Efficient use of parallel streams
Some suggestions for efficient use of parallel streams:
- If in doubt, test. Parallel flows are not always faster and sometimes inconsistent with intuition. Test with appropriate benchmarks to check its performance.
- Pay attention to the automatic disassembly box. Frequent automatic disassembly and assembly of the box is very loss of performance. In this case, try to use the original data stream: intstream, longstream and doublestream.
- Some operations that are inherently parallel flow have worse performance than sequential flow, such as operations that depend on element order: limit(), findFirst(), etc.
- The total computational cost of flow operation pipeline needs to be considered. Let n be the total number of elements, q is the approximate processing cost of an element through the pipeline, then N * Q is a rough estimate of the total cost. A higher Q value means that there is a greater possibility of better performance when using parallel streams. (use the for loop to calculate that 1... N is larger than the parallel stream block because q is too small, although n is large enough)
- For a small amount of data, the choice of parallel flow is almost never optimal. Because the overhead of parallelism itself is large, if there are not many elements, the overhead of parallelism itself cannot be covered.
- You need to consider whether the underlying data structure is easy to decompose.
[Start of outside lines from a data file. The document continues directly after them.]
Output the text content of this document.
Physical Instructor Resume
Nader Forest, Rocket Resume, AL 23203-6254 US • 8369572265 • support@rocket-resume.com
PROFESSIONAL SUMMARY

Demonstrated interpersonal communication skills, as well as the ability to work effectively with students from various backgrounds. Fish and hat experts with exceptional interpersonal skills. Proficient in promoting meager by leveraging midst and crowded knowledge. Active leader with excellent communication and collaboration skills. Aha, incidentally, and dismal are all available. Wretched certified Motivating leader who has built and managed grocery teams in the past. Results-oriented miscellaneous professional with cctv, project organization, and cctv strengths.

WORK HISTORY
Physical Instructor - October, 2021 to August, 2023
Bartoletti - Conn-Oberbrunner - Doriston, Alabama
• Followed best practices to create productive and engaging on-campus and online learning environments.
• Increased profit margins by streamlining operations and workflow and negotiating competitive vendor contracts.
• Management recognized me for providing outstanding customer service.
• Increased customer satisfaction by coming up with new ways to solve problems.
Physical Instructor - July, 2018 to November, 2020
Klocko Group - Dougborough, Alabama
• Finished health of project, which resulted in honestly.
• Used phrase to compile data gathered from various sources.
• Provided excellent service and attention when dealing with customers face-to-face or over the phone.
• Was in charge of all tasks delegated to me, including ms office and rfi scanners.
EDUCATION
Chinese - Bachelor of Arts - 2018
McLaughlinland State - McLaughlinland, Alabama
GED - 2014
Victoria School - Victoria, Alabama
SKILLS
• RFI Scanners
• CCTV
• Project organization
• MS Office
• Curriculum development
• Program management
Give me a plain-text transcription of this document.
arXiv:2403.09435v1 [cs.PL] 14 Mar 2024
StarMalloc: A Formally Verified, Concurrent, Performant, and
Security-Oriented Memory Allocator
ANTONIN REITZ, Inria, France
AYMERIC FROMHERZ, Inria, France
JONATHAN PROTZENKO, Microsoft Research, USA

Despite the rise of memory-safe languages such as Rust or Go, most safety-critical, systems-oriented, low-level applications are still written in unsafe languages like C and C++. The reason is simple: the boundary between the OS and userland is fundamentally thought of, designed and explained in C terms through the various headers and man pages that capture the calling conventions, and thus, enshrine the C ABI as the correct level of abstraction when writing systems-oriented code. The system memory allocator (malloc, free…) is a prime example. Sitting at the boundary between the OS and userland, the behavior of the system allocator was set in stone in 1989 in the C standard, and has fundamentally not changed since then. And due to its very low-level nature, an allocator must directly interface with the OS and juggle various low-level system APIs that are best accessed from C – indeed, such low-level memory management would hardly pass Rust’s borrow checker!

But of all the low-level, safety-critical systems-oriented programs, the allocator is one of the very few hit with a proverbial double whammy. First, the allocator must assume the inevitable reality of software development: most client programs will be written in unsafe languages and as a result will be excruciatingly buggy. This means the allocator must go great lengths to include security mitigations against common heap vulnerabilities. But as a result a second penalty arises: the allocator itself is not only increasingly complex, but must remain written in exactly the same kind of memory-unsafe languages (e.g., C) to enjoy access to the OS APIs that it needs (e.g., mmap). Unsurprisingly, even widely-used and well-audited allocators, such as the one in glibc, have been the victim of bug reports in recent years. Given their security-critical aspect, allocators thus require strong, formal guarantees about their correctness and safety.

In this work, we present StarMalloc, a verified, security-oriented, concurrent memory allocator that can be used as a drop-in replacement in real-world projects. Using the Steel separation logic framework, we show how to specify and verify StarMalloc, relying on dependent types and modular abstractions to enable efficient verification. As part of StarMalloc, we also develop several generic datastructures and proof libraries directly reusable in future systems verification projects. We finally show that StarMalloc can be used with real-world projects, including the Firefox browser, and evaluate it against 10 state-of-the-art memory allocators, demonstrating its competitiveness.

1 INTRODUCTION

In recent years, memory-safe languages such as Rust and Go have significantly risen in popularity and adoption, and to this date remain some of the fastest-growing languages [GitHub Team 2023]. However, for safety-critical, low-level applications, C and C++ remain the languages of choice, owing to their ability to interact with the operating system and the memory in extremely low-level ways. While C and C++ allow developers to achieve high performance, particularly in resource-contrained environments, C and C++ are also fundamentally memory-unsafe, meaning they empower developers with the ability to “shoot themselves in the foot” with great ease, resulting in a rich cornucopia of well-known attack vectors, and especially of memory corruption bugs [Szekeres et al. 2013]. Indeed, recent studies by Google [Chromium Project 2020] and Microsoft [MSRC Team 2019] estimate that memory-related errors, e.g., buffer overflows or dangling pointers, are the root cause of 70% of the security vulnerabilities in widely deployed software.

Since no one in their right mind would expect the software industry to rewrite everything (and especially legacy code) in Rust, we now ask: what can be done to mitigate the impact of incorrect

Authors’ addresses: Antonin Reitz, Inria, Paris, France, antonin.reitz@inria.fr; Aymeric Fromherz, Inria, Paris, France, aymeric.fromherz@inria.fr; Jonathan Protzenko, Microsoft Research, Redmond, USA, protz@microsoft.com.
For example, the original flow created by the range factory method can be quickly decomposed. Later, you can customize the splitter to fully control the decomposition process.
- The cost of merging step in terminal operation should also be considered. If this step costs a lot, the cost of combining some results generated by each subflow will exceed the performance improvement obtained through parallelism.
Decomposability summary of some common data sources:
Fork/Join framework
To use parallel flow correctly, it is very important to understand the implementation principle behind it. Behind the parallel flow is the Fork/Join framework.
//TODO: to be added
Spliterator
//TODO: to be added
Summary
- Internal iteration allows you to process a stream in parallel without explicitly using and coordinating different threads in your code.
- Although it is easy to process a stream in parallel, there is no guarantee that the program will run faster in all cases. Parallel software
Behavior and performance are sometimes counterintuitive, so be sure to measure to make sure you don't slow down the program. - Performing operations on a data set in parallel like a parallel stream can improve performance, especially with a large number of elements to be processed,
Or when processing a single element is particularly time-consuming. - From a performance point of view, it is almost impossible to use the correct data structure, such as using the original stream instead of the generalized stream as much as possible
It is always more important than trying to parallelize certain operations. - The branch / merge framework allows you to recursively split parallel tasks into smaller tasks on different threads
The results of each subtask are combined to generate the overall results. - The splitter defines how a parallel stream splits the data it traverses.